Lloyd Evans Lloyd Evans

A day like no other

Was there ever a PMQs like this? The mood was like a revolutionary court. On the central issue – the judge-led inquiry into the hacking affair – there was general agreement. But the doors of justice have been flung open at last and hosts of other crimes are rushing in to receive an airing.

Ed Miliband arrived convinced that he had a killer question for Cameron. Assuming his favourite expression of indignant piety he asked about a specific warning given to Cameron’s chief of staff last February that Andy Coulson, when News of the World editor, had hired an ex-convict to bribe the cops. The effect was feeble rather than fatal. ‘It wasn’t some secret stash of information,’ said Cameron. ‘Almost all of it had been published in Guardian that February.’ The chief of staff, Cameron went on, hadn’t even passed the warning up the line. Miliband seized on this a bit too eagerly. ‘The prime minister has just made a very important admission,’ he said ominously, like the class prefect announcing that he’s discovered who broke the pencil sharpener.

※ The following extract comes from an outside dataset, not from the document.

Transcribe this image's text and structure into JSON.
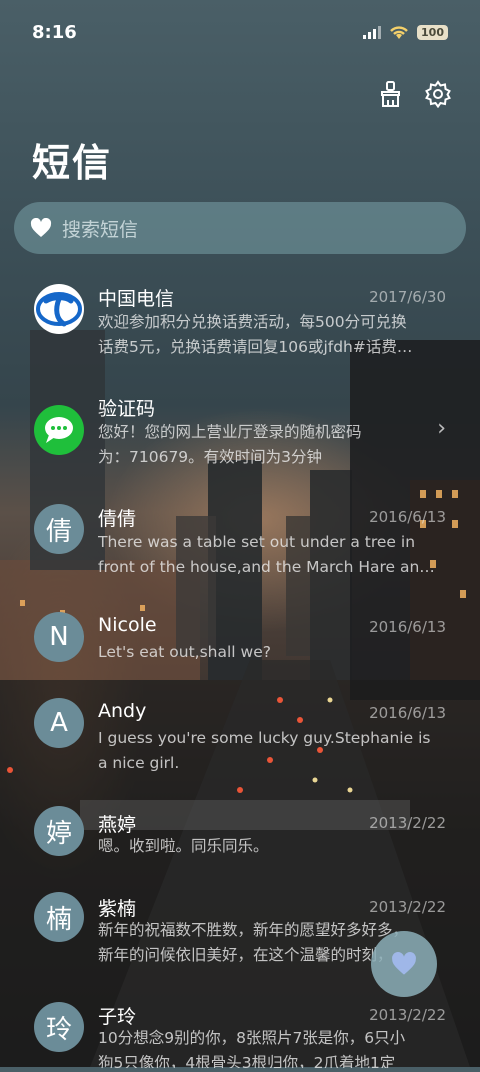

What did Cameron propose to do about his errant chief of staff? The PM replied by raising the wider issue. ‘The public wants us to deal with this firestorm’ and ‘to clean the stables’. This activated an even more pungent burst of rectitude from the Labour leader. ‘He just doesn’t get it,’ he said. This is not a great line to use. So he used it again. He called on Cameron to apologise for his ‘catastrophic error’ in hiring Andy Coulson. This the PM swatted aside. ‘Where was the public inquiry over the last ten years?’ he asked.

Ed Miliband, though impressive last week, seemed full of calculated hypocrisy today. This crisis isn’t doing him as much good as everyone claims. Too often he seems like an undertaker at a road-smash earnestly mouthing his sorrow while counting corpses on his concealed fingers.

Backbench questions simmered with acrimony and ill-temper. Speaker Berkow, shrieking ‘Order! Order!’ at the disorder, veered between losing control of the house and losing control of himself. Margaret Hodge stood up and accused the prime minister of blocking key information over the re-commissioning of aircraft carriers. Cameron’s pleasure at this question disconcerted her. He’d be delighted, he said, to appear before her committee and reveal the delays, foul-ups and bunglings of Labour’s administrators when they ran the procurement budget. ‘Name the day!’ he yelled gleefully.

Tory MP Graham Stuart asked the prime minister to look into Labour’s involvement in Lord Ashcroft’s treatment by the Times. He used language which most of us assume is banned in parliament, referring explicitly to ‘a criminal conspiracy at the highest levels of the last government.’ On a normal day that accusation would prompt calls for a withdrawal and receive a big splash across tomorrow’s front pages. But such was the rowdiness of the session that it merely raised the decibel-level a couple of notches. Another Tory, Gavin Barwell, used coded language to bring up Gordon Brown’s claim that he’d tried to establish a judicial inquiry into the blagging of his son’s medical records. Had Cameron ‘inherited any work on that?’ Mr Barwell asked mildly. Translation: ‘Gordon lied’. The PM’s answer, ‘I inherited no work’, seems to affirm that Brown has indeed had been fibbing. And about his own son’s medical condition too! Again, in normal circs, that would make headlines.

More was to come. And far deadlier. Tom Watson, in what my turn out to be the year’s most memorable utterance, asked the prime minister whether the phones of 9/11 victims had been hacked. ‘And would he raise the matter with his counterparts in the USA?’ That little dagger is aimed at the heart of Murdoch’s empire in America. That it may prove fatal is a prospect no one would bet against. Not today anyway.